Looking back to Holloway’s childhood, she expresses how she found comfort and companionship in a weeping willow in her backyard whose branches served as an “artistic refuge” sheltering her from the nature she documented. Apart from being every artist’s ideal and desired studio, Holloway’s weeping willow seems to seep into her illustrations for The Saint, its tendrils creeping onto her page and inspiring the typical swirling, and occasionally haunting lines of her drawings. As many a creative student, Holloway practised art in school by doodling in classes as a way to “stay focused” while simultaneously “escap[ing] some of the claustrophobia [she felt] in classroom environments.” Apart from classroom doodling, Holloway, a self-proclaimed horse girl, spent years of her childhood with horses as her muse, transferring her adoration for the animal into sketches infused with grace and strength. Holloway’s mom is Slovak, so she often spent summers and Christmases in the Žilina Region of Slovakia, gathering inspiration from its geographical and cultural influences.
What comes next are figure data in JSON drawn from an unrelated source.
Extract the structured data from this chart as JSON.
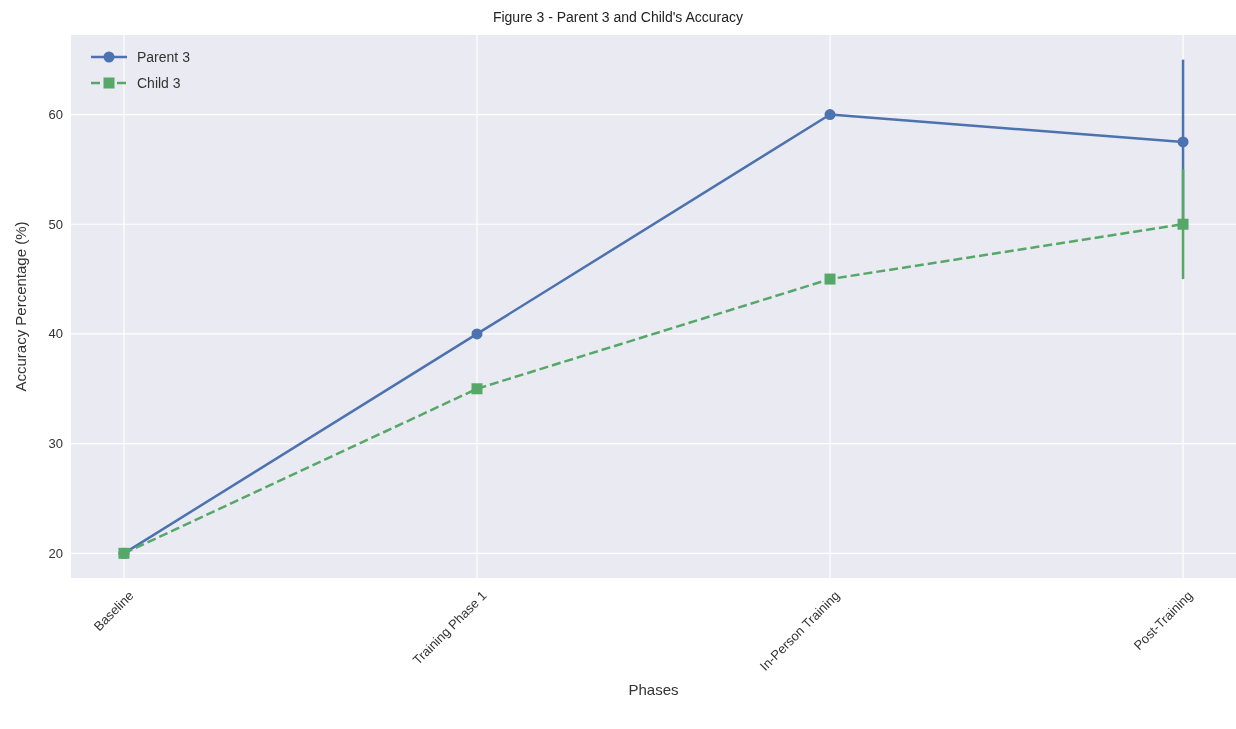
{
  "chart_data": {
    "type": "line",
    "title": "Figure 3 - Parent 3 and Child's Accuracy",
    "xlabel": "Phases",
    "ylabel": "Accuracy Percentage (%)",
    "categories": [
      "Baseline",
      "Training Phase 1",
      "In-Person Training",
      "Post-Training"
    ],
    "series": [
      {
        "name": "Parent 3",
        "color": "#4c72b0",
        "values": [
          20,
          40,
          60,
          57.5
        ],
        "errors": [
          null,
          null,
          null,
          7.5
        ],
        "marker": "circle",
        "line_style": "solid"
      },
      {
        "name": "Child 3",
        "color": "#55a868",
        "values": [
          20,
          35,
          45,
          50
        ],
        "errors": [
          null,
          null,
          null,
          5
        ],
        "marker": "square",
        "line_style": "dashed"
      }
    ],
    "ylim": [
      17.75,
      67.25
    ],
    "yticks": [
      20,
      30,
      40,
      50,
      60
    ],
    "grid": true,
    "legend": "top left"
  }
}
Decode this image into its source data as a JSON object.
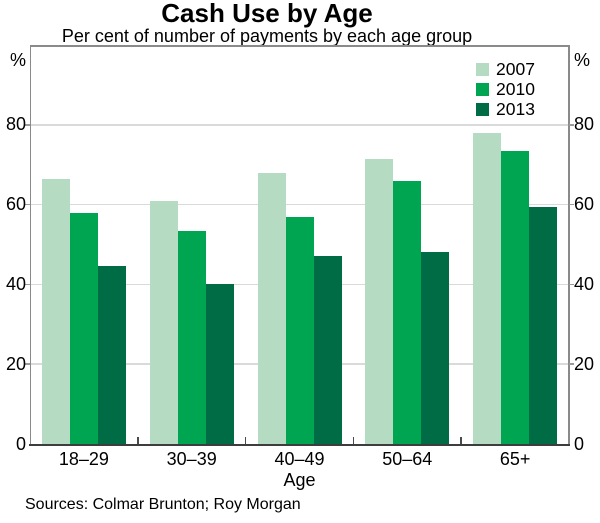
{
  "chart_data": {
    "type": "bar",
    "title": "Cash Use by Age",
    "subtitle": "Per cent of number of payments by each age group",
    "categories": [
      "18–29",
      "30–39",
      "40–49",
      "50–64",
      "65+"
    ],
    "series": [
      {
        "name": "2007",
        "color": "#b5dcc2",
        "values": [
          66.5,
          61,
          68,
          71.5,
          78
        ]
      },
      {
        "name": "2010",
        "color": "#00a552",
        "values": [
          58,
          53.5,
          57,
          66,
          73.5
        ]
      },
      {
        "name": "2013",
        "color": "#006c45",
        "values": [
          44.5,
          40,
          47,
          48,
          59.5
        ]
      }
    ],
    "xlabel": "Age",
    "ylabel_left": "%",
    "ylabel_right": "%",
    "ylim": [
      0,
      100
    ],
    "yticks": [
      0,
      20,
      40,
      60,
      80
    ],
    "grid": true,
    "legend_position": "top-right"
  },
  "footer": {
    "source": "Sources: Colmar Brunton; Roy Morgan"
  }
}
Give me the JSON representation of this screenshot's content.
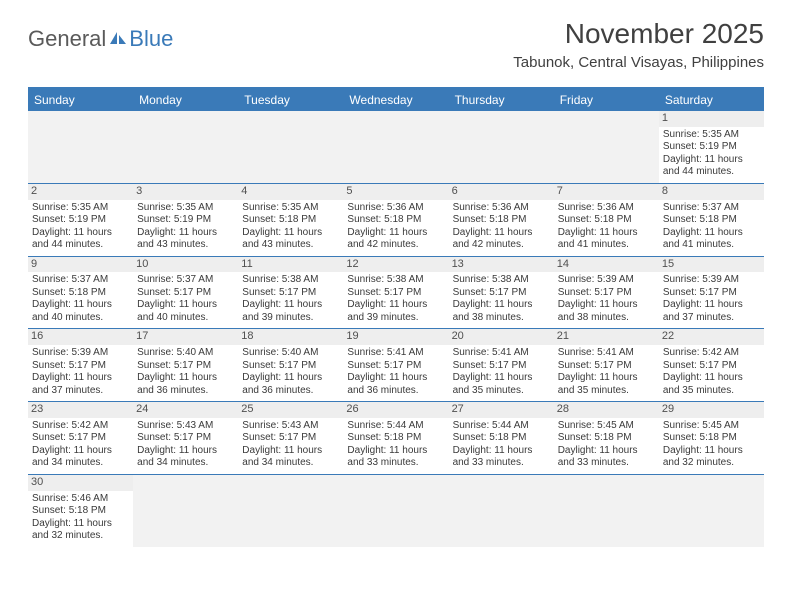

Holloway still recognizes the impact her time spent in Slovakia has on her art, aspects of “fairytale art, nature” and a “post-communist sense of liminality” pervading even some of the illustrations she does for The Saint


Holloway primarily tugs at moments from her childhood to inspire her work as a university student, emphasising the links between early introduction to illustrations and the desire to see them in literature in one’s adult life. When asked when she realised she was artistic, Holloway responded, “I don’t think I ever necessarily realised I was artistic; I think everyone is artistic in their own way — everyone has something interesting and unique to express.” Holloway’s response further accentuates the impact of illustrations on humans and highlights an illustration’s ability to extract creativity from anyone.